Harga Komoditas Tersulut Ruwetnya Rantai Distribusi

Koran SINDO, Jurnalis · Jum'at 17 Februari 2017 10:10 WIB
https: img.okezone.com content 2017 02 17 320 1620801 harga-komoditas-tersulut-ruwetnya-rantai-distribusi-S1TLKg2ZwM.jpg Ilustrasi: Okezone

SEMARANG – Tingginya harga komoditas cabai merah, bawang merah, dan beras di pasaran dipicu rantai distribusi yang panjang. Berbagai upaya akan ditempuh agar petani memiliki daya tawar harga terhadap hasil panen.

Kabid Perdagangan Dalam Negeri Disperindag Provinsi Jawa Tengah Santoso menilai mekanisme distribusi dan titik-titik logistik yang ada di Jateng. Komoditas tersebut bahkan harus melewati 6/7 titik distribusi. “Setiap titik ada value atau pendapatan sehingga akhirnya konsumen menerima harga yang tinggi,” ucapnya.

Dia menilai ada beberapa hal yang bisa dilakukan yakni memanfaatkan gudang. Penggunaan gudang agar distribusi bisa dikendalikan. Distribusi yang terlalu panjang akan menyebabkan harga tinggi. Sebagai contoh, pengadaan lelang harga yang dibanderol mulai Rp 90.000 ke atas. “Mereka masih mengacu dari harga pasar seharusnya mekanisme lelang dilakukan Disperindag,” katanya.

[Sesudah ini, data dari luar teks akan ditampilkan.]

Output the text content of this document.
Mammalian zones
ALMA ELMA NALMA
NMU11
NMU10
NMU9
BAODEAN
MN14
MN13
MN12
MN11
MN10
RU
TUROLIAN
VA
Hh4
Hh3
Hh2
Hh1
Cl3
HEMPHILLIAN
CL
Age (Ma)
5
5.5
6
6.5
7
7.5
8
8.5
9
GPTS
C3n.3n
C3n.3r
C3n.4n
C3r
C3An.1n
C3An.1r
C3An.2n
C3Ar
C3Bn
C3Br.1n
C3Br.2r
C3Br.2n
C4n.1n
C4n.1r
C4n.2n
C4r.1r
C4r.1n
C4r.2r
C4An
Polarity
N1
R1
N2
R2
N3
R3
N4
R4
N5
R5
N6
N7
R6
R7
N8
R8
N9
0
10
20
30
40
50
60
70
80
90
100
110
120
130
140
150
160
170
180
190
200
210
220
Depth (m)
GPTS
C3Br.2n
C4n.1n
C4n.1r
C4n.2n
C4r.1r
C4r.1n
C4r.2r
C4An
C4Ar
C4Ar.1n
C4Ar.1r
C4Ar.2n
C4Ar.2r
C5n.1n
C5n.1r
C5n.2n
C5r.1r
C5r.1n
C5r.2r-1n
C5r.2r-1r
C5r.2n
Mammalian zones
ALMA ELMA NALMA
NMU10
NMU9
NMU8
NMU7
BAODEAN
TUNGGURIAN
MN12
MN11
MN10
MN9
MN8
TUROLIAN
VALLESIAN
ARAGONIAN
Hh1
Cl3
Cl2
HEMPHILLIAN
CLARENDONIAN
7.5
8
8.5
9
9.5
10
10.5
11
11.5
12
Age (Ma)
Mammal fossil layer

Menurutnya, gudang bisa memanfaatkan gudang KUD atau milik Pemprov. Selain itu, gudang yang dibangun Kemendag yang diserahkan ke kabupaten/ kota bisa pula digunakan. “Gudang berfungsi untuk menyimpan komoditas jika terjadi panen raya. Hal ini sebagai upaya menunda jual, kalau harga bagus akan dipasarkan,” ujarnya.

Direktur Kantor Perwakilan Bank Indonesia Provinsi Jawa Tengah Rahmat Dwisaputra menambahkan, rantai distribusi dimulai dari produsen/ petani, pengepul, supplier utama, distributor utama, pedagang besar, pedagang grosir, dan pedagang eceran.

“Sebagai contoh, petani di level petani Rp8750, lalu naik pengepul jadi Rp18.250. Pedagang eceran naik lagi menjadi Rp 25.300. Begitu seterusnya hingga sampai ke tangan konsumen,” ungkapnya.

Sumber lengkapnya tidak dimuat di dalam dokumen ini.